38   AverageBear   ignore (2)   2012 Oct 12, 2:36am   ↑ like (1)   ↓ dislike (0)   quote   flag        

This thread reminded me of an article I read back in March: Texas vs California..It's all about BIG STATE GOV'T, and an unsustainable budget, pensions, entitlements, etc.... It ain't rocket-science, folks...

http://www.nationalreview.com/articles/293412/texas-vs-california-chuck-devore

..."While California has more bureaucrats, Texas has 17 percent more teachers, with 295 education employees per 10,000 people, compared to California’s 252."

39   Vicente   ignore (0)   2012 Oct 12, 2:46am   ↑ like (0)   ↓ dislike (1)   quote   flag        

edvard2 says

I drove up to Sacramento a few months ago. As soon as you leave the coast here the interior of Cali turns into a furnace. It was over 100 degrees that day.

"But it's a dry heat man!" - Hudson

It's only a furnace if you are a coast-dwelling wimp. For those of us who live here, it's just afternoon weather in the summer. As soon as the sun goes down the Delta breeze cools everything off. Most days I don't need to run the AC, just ventilate the house at night and button up in the daytime.

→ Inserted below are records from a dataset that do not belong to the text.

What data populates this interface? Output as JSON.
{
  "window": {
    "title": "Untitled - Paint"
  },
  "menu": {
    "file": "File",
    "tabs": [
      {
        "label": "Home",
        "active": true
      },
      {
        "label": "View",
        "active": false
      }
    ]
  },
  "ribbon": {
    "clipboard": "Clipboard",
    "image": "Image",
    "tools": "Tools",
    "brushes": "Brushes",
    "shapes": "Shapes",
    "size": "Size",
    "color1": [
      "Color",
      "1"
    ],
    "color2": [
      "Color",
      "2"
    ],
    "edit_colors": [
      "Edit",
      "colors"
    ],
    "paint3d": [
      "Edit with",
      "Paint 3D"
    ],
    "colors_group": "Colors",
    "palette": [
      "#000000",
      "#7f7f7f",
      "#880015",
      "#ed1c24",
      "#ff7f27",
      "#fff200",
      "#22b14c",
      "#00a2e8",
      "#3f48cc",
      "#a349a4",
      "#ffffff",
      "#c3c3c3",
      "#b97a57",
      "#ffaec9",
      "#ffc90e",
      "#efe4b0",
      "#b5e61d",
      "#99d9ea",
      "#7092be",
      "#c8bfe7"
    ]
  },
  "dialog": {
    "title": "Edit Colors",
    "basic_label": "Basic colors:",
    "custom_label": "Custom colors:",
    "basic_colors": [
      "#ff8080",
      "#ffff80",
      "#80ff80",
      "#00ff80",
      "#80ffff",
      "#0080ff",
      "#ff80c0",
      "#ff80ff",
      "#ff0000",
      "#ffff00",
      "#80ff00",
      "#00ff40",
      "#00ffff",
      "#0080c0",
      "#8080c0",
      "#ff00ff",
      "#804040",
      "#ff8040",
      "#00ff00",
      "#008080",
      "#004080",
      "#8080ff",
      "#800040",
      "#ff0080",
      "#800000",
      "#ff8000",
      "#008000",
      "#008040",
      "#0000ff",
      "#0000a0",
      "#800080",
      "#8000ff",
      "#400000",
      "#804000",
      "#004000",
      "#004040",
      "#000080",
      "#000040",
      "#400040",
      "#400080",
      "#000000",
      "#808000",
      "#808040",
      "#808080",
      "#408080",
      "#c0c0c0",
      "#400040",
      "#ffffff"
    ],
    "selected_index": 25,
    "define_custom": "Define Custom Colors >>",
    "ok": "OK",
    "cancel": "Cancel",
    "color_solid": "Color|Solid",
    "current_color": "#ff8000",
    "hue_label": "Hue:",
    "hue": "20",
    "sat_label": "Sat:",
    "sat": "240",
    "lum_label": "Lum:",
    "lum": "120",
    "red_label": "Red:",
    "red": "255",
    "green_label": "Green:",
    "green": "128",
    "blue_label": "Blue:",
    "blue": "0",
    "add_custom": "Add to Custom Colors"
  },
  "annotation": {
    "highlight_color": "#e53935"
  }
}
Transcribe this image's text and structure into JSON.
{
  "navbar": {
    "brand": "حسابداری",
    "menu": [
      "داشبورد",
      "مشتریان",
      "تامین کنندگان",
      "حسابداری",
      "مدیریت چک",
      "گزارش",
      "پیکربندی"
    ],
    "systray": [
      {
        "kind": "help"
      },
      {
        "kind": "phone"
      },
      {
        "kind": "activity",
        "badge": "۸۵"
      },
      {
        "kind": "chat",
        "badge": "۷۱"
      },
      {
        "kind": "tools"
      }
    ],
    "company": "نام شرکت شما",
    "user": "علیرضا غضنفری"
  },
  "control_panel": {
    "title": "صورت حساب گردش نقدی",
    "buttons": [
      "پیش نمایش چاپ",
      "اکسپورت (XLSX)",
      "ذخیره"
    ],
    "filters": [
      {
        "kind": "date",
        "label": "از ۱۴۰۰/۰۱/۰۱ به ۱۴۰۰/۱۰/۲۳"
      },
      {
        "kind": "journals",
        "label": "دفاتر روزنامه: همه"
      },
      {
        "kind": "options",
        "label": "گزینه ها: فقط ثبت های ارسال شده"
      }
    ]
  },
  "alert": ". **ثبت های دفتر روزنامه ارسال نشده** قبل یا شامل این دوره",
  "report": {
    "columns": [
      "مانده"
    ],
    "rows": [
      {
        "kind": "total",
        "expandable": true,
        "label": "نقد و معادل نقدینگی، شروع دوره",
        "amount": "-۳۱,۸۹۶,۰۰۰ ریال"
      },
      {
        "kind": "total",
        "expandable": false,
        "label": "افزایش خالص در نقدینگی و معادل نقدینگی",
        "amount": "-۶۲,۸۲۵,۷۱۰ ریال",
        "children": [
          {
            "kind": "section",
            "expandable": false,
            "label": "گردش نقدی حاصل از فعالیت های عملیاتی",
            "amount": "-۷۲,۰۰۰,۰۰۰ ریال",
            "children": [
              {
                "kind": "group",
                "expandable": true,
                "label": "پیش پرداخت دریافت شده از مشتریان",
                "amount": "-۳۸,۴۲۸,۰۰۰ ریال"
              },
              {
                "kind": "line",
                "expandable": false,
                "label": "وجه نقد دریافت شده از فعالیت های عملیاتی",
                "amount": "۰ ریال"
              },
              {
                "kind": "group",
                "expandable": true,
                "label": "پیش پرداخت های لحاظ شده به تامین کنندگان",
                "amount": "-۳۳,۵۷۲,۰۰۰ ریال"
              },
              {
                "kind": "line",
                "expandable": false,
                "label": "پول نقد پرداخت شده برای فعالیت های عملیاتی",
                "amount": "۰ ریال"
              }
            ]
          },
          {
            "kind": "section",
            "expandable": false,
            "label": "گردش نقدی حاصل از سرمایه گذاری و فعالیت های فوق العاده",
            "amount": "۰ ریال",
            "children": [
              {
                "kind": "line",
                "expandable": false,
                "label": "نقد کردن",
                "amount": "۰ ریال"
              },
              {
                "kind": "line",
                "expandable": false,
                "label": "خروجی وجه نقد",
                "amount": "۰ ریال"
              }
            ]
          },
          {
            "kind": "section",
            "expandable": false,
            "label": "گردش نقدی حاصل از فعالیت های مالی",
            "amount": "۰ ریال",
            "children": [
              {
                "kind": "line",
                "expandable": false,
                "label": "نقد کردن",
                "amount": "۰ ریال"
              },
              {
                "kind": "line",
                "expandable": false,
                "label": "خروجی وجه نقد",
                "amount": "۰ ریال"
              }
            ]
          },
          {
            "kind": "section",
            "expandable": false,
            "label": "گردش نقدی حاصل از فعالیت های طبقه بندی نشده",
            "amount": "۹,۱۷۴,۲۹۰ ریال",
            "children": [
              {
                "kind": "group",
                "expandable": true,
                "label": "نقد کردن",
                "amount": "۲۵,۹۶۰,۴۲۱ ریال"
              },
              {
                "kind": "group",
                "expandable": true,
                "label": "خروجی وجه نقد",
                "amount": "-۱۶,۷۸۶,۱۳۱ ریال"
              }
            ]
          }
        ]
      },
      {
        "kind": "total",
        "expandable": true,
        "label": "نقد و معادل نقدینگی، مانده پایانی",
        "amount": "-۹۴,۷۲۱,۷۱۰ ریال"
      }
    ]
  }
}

Let me return to my point:

Fisher Bluster headline translation:

"Why California is Broke, and why Texas is VERY SLIGHTLY LESS BROKE (just like many other states)."

That scan well? No, but it's the facts! Unlike the misleading garbage he's selling. Is a Fed governor supposed to blow sunshine up your ass, well apparently so! Keep worshipping him, next I'll see they've caught Ron Paul and Dick Fisher in a torrid embrace.

40   edvard2   ignore (1)   2012 Oct 12, 2:56am   ↑ like (0)   ↓ dislike (1)   quote   flag        

Vicente says

It's only a furnace if you are a coast-dwelling wimp.

If not having to deal with hotter-than-hell weather makes me a "wimp", well then I reckon there are worse things...

But anyway, its interesting that you have all these people from other states going on and on about ooooohh how BAD things are in Cali. Why should they care? Or is it because they secretly like it here and trash-talking Cali makes em' feel better?